Sensitive biodetection in flow using metasurface hosting quasi-bound state in the continuum resonances

TL;DR

This paper presents a novel optical metasurface biosensor utilizing quasi-bound state in the continuum resonances for highly sensitive, real-time detection of biomolecular interactions in flow, suitable for point-of-care diagnostics.

Contribution

The design of a metasurface hosting high-Q q-BIC resonances with enhanced sensitivity for flow-based biosensing is a key innovation of this work.

Findings

Refractive index sensitivities > 315 nm/RIU

Real-time detection of streptavidin-biotin binding

Limit of detection of 1.8x10^-8 M

Abstract

We have designed optical metasurfaces hosting high-quality factor quasi-bound state in the continuum (q-BIC) resonances for optical biosensing in flow.
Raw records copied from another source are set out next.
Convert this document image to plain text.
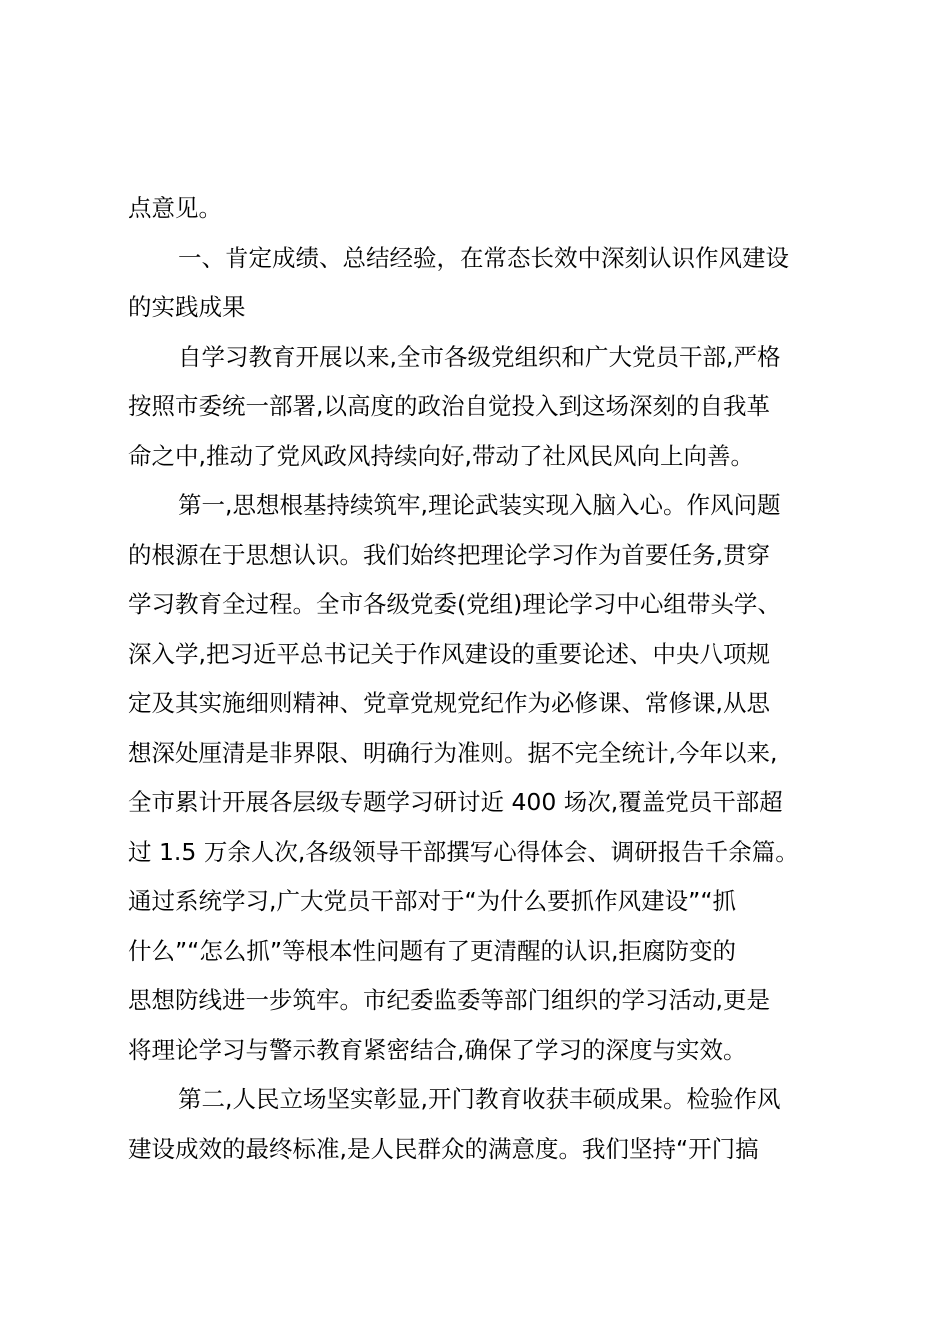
点意见。
一、肯定成绩、总结经验，在常态长效中深刻认识作风建设
的实践成果
自学习教育开展以来,全市各级党组织和广大党员干部,严格
按照市委统一部署,以高度的政治自觉投入到这场深刻的自我革
命之中,推动了党风政风持续向好,带动了社风民风向上向善。
第一,思想根基持续筑牢,理论武装实现入脑入心。作风问题
的根源在于思想认识。我们始终把理论学习作为首要任务,贯穿
学习教育全过程。全市各级党委(党组)理论学习中心组带头学、
深入学,把习近平总书记关于作风建设的重要论述、中央八项规
定及其实施细则精神、党章党规党纪作为必修课、常修课,从思
想深处厘清是非界限、明确行为准则。据不完全统计,今年以来,
全市累计开展各层级专题学习研讨近 400 场次,覆盖党员干部超
过 1.5 万余人次,各级领导干部撰写心得体会、调研报告千余篇。
通过系统学习,广大党员干部对于“为什么要抓作风建设”“抓
什么”“怎么抓”等根本性问题有了更清醒的认识,拒腐防变的
思想防线进一步筑牢。市纪委监委等部门组织的学习活动,更是
将理论学习与警示教育紧密结合,确保了学习的深度与实效。
第二,人民立场坚实彰显,开门教育收获丰硕成果。检验作风
建设成效的最终标准,是人民群众的满意度。我们坚持“开门搞
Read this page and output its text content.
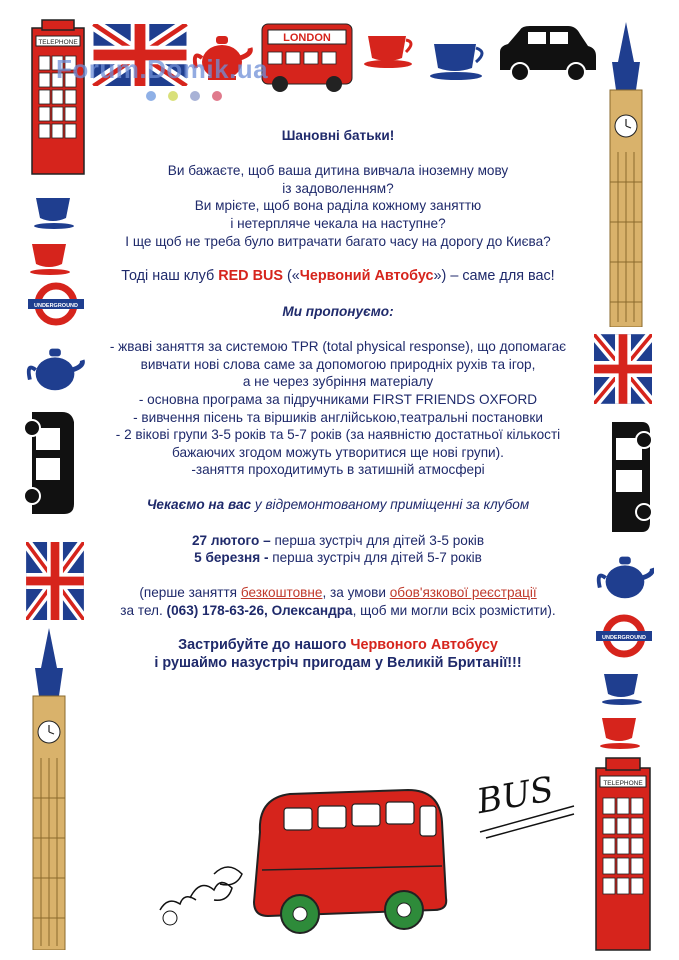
TELEPHONE	LONDON
Forum.Domik.ua
UNDERGROUND
UNDERGROUND
TELEPHONE
BUS

Шановні батьки!

Ви бажаєте, щоб ваша дитина вивчала іноземну мову

із задоволенням?

Ви мрієте, щоб вона раділа кожному заняттю

і нетерпляче чекала на наступне?

І ще щоб не треба було витрачати багато часу на дорогу до Києва?

Тоді наш клуб RED BUS («Червоний Автобус») – саме для вас!

Ми пропонуємо:

- жваві заняття за системою TPR (total physical response), що допомагає

вивчати нові слова саме за допомогою природніх рухів та ігор,

а не через зубріння матеріалу

- основна програма за підручниками FIRST FRIENDS OXFORD

- вивчення пісень та віршиків англійською,театральні постановки

- 2 вікові групи 3-5 років та 5-7 років (за наявністю достатньої кількості

бажаючих згодом можуть утворитися ще нові групи).

-заняття проходитимуть в затишній атмосфері

Чекаємо на вас у відремонтованому приміщенні за клубом

27 лютого – перша зустріч для дітей 3-5 років

5 березня - перша зустріч для дітей 5-7 років

(перше заняття безкоштовне, за умови обов'язкової реєстрації

за тел. (063) 178-63-26, Олександра, щоб ми могли всіх розмістити).

Застрибуйте до нашого Червоного Автобусу

і рушаймо назустріч пригодам у Великій Британії!!!
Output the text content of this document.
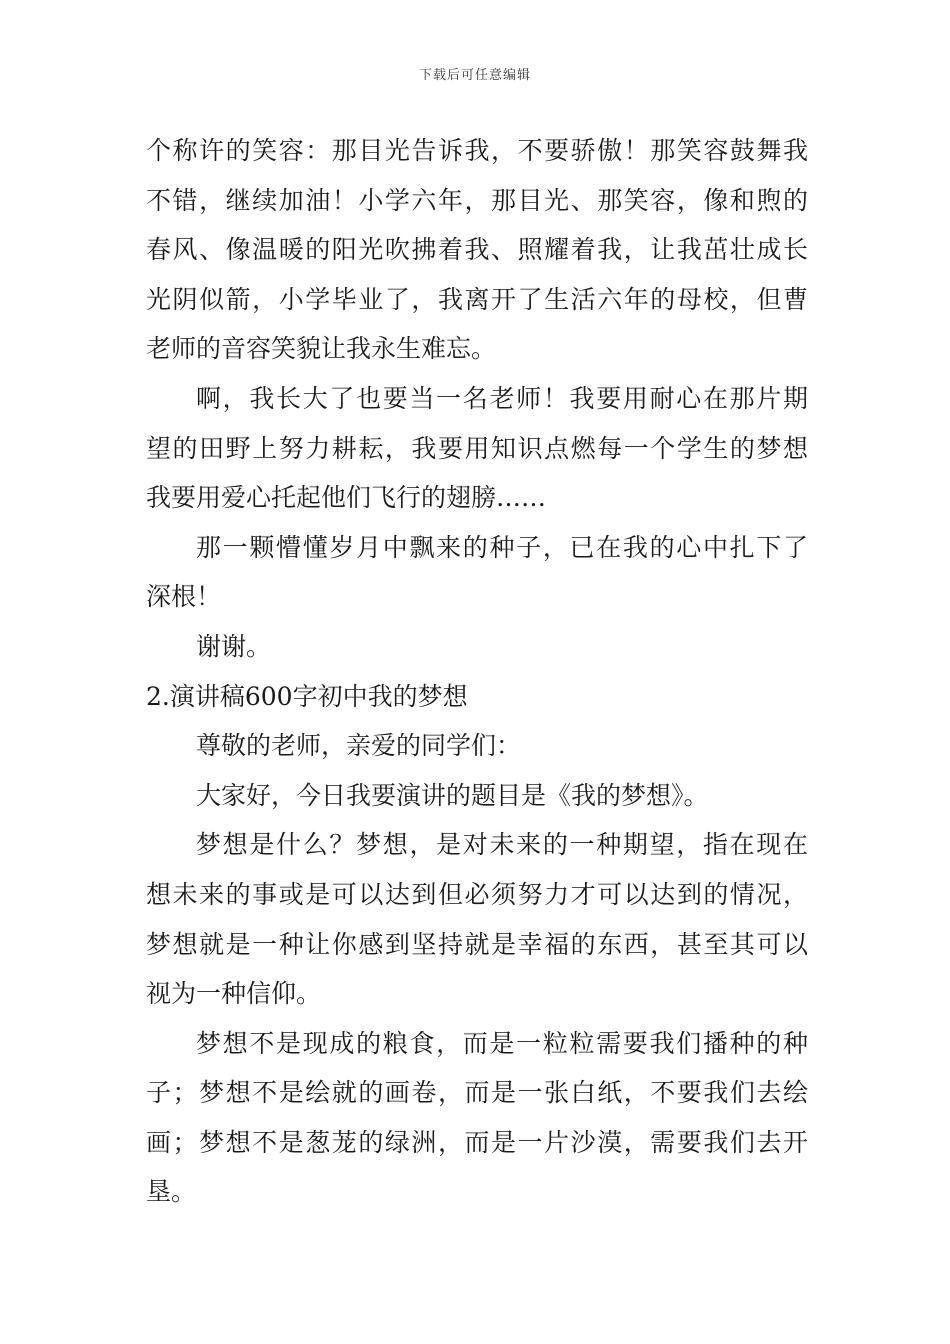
下载后可任意编辑
个称许的笑容：那目光告诉我，不要骄傲！那笑容鼓舞我
不错，继续加油！小学六年，那目光、那笑容，像和煦的
春风、像温暖的阳光吹拂着我、照耀着我，让我茁壮成长
光阴似箭，小学毕业了，我离开了生活六年的母校，但曹
老师的音容笑貌让我永生难忘。
啊，我长大了也要当一名老师！我要用耐心在那片期
望的田野上努力耕耘，我要用知识点燃每一个学生的梦想
我要用爱心托起他们飞行的翅膀……
那一颗懵懂岁月中飘来的种子，已在我的心中扎下了
深根！
谢谢。
2.演讲稿600字初中我的梦想
尊敬的老师，亲爱的同学们：
大家好，今日我要演讲的题目是《我的梦想》。
梦想是什么？梦想，是对未来的一种期望，指在现在
想未来的事或是可以达到但必须努力才可以达到的情况，
梦想就是一种让你感到坚持就是幸福的东西，甚至其可以
视为一种信仰。
梦想不是现成的粮食，而是一粒粒需要我们播种的种
子；梦想不是绘就的画卷，而是一张白纸，不要我们去绘
画；梦想不是葱茏的绿洲，而是一片沙漠，需要我们去开
垦。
The unit cell of the metasurface contains two rectangular bars. An asymmetry factor is introduced by varying the gap width between the bars, to enable optical coupling to a q-BIC resonance confined to the air gap between neighboring nanoresonators. The location of the resonances makes them highly sensitive to changes in the local refractive index, leading to experimental bulk refractive index sensitivities exceeding 315 +/- 22 nm/RIU and a figure-of-merit of 66 +/- 5 RIU-1. Successful streptavidin-biotin binding was observed by measuring the metasurface transmission in real-time by exposing the metasurface to various concentrations of analytes via a commercial microfluidic flow cell apparatus. The experimental limit of detection, defined as 3{\sigma} above noise, was found to be 1.8x10-8 M. This platform represents a compact optical approach for point-of-care diagnostics with fast read-out.